An Icelandic language technology project led by the University of Iceland in collaboration with Almannarómur (the Icelandic Centre for Language Technology) is one of eleven European projects to receive a Microsoft AI for Good LINGUA grant, awarded on 20 January this year. The grant aims to support languages that lack technical infrastructure (so-called low-resource languages) and to ensure that they are not left behind in the rapid development of artificial intelligence.
The project received a grant of approximately six million ISK and was considered particularly interesting by the evaluation panel, which noted that the project was not only technically strong but also had significant potential to promote greater equality in language technology for smaller languages.

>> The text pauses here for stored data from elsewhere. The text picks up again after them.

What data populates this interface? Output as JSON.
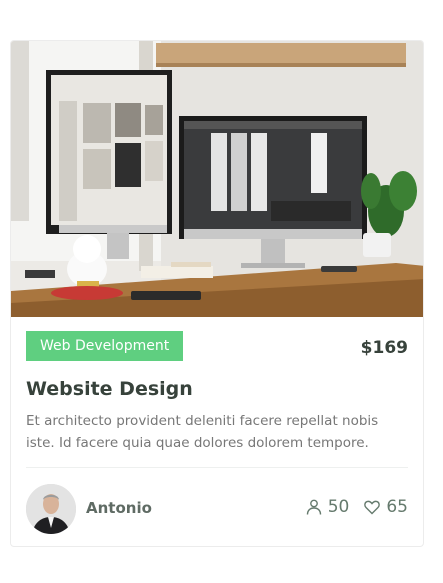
{
  "course": {
    "category": "Web Development",
    "price": "$169",
    "title": "Website Design",
    "description": "Et architecto provident deleniti facere repellat nobis iste. Id facere quia quae dolores dolorem tempore.",
    "trainer": {
      "name": "Antonio"
    },
    "stats": {
      "students": "50",
      "likes": "65"
    }
  },
  "colors": {
    "badge": "#5fcf80",
    "title": "#37423b",
    "text": "#777777",
    "icon": "#657a6d"
  },
  "icons": {
    "students": "user-icon",
    "likes": "heart-icon"
  }
}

The project, entitled “Icelandic AI Safety Benchmarks,” focuses on developing and localising well-established safety benchmarks for Icelandic-language language models in the Icelandic cultural context. Such safety evaluations have been lacking for Icelandic, and in some cases this has hindered the adoption of Icelandic in technological solutions developed by foreign companies, as they have found it difficult to monitor whether outputs from their systems in Icelandic are safe and compliant with their internal safety standards.

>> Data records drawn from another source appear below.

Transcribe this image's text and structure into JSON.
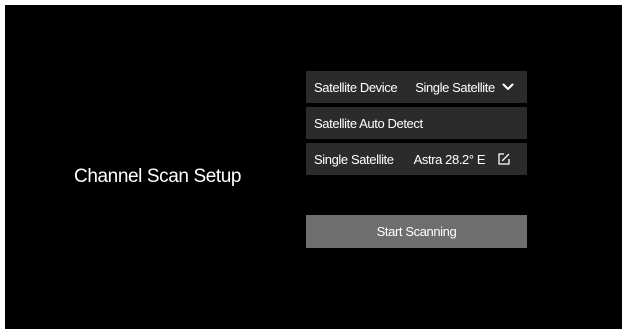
{
  "screen": {
    "title": "Channel Scan Setup"
  },
  "settings": {
    "satellite_device": {
      "label": "Satellite Device",
      "value": "Single Satellite",
      "icon": "chevron-down-icon"
    },
    "auto_detect": {
      "label": "Satellite Auto Detect"
    },
    "single_satellite": {
      "label": "Single Satellite",
      "value": "Astra 28.2° E",
      "icon": "edit-icon"
    }
  },
  "actions": {
    "start_scanning_label": "Start Scanning"
  },
  "colors": {
    "background": "#000000",
    "row_background": "#2b2b2b",
    "button_background": "#6e6e6e",
    "text": "#ffffff"
  }
}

“These tests function as a standardised quality control for artificial intelligence in Icelandic. They measure whether language models respond appropriately to harmful prompts or produce toxic outputs,” says Hafsteinn Einarsson, associate professor of computer science at the University of Iceland and lead investigator of the project. According to him, research shows that the safety mechanisms of large models often perform worse in languages other than English. “By developing tests that take the Icelandic language and culture into account, we enable developers to assess the safety of their systems before they are deployed.”

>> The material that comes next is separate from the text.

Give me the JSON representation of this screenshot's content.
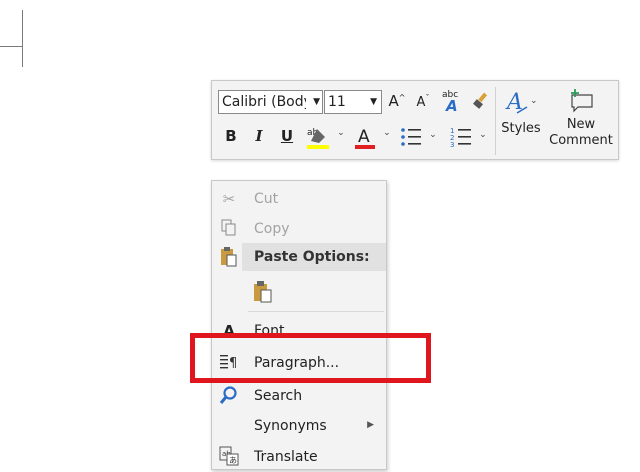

As part of the project, three well-known safety benchmarks will be localised for Icelandic and Icelandic conditions: RTP-LX, Aya Red-Teaming and XSafety. All of them will be released under open licences. The benchmarks will then be run on all major language models, and the results will be published on a dedicated dashboard.
Projects such as this are expected to have practical applications in language competence, public services, industry, and culture, and to contribute to better technology that serves all languages, not only the largest ones.
About the grants
Microsoft’s AI for Good Lab announced last autumn, in connection with the European Day of Languages, that the company intended to fund projects supporting the digital future of European languages. Particular emphasis was placed on projects that would increase the availability of high-quality data for smaller language communities in order to strengthen the presence of those languages in artificial intelligence and technology.
On this occasion, eleven projects from ten countries received LINGUA grants. A list of the projects and further information about LINGUA can be found on Microsoft’s website.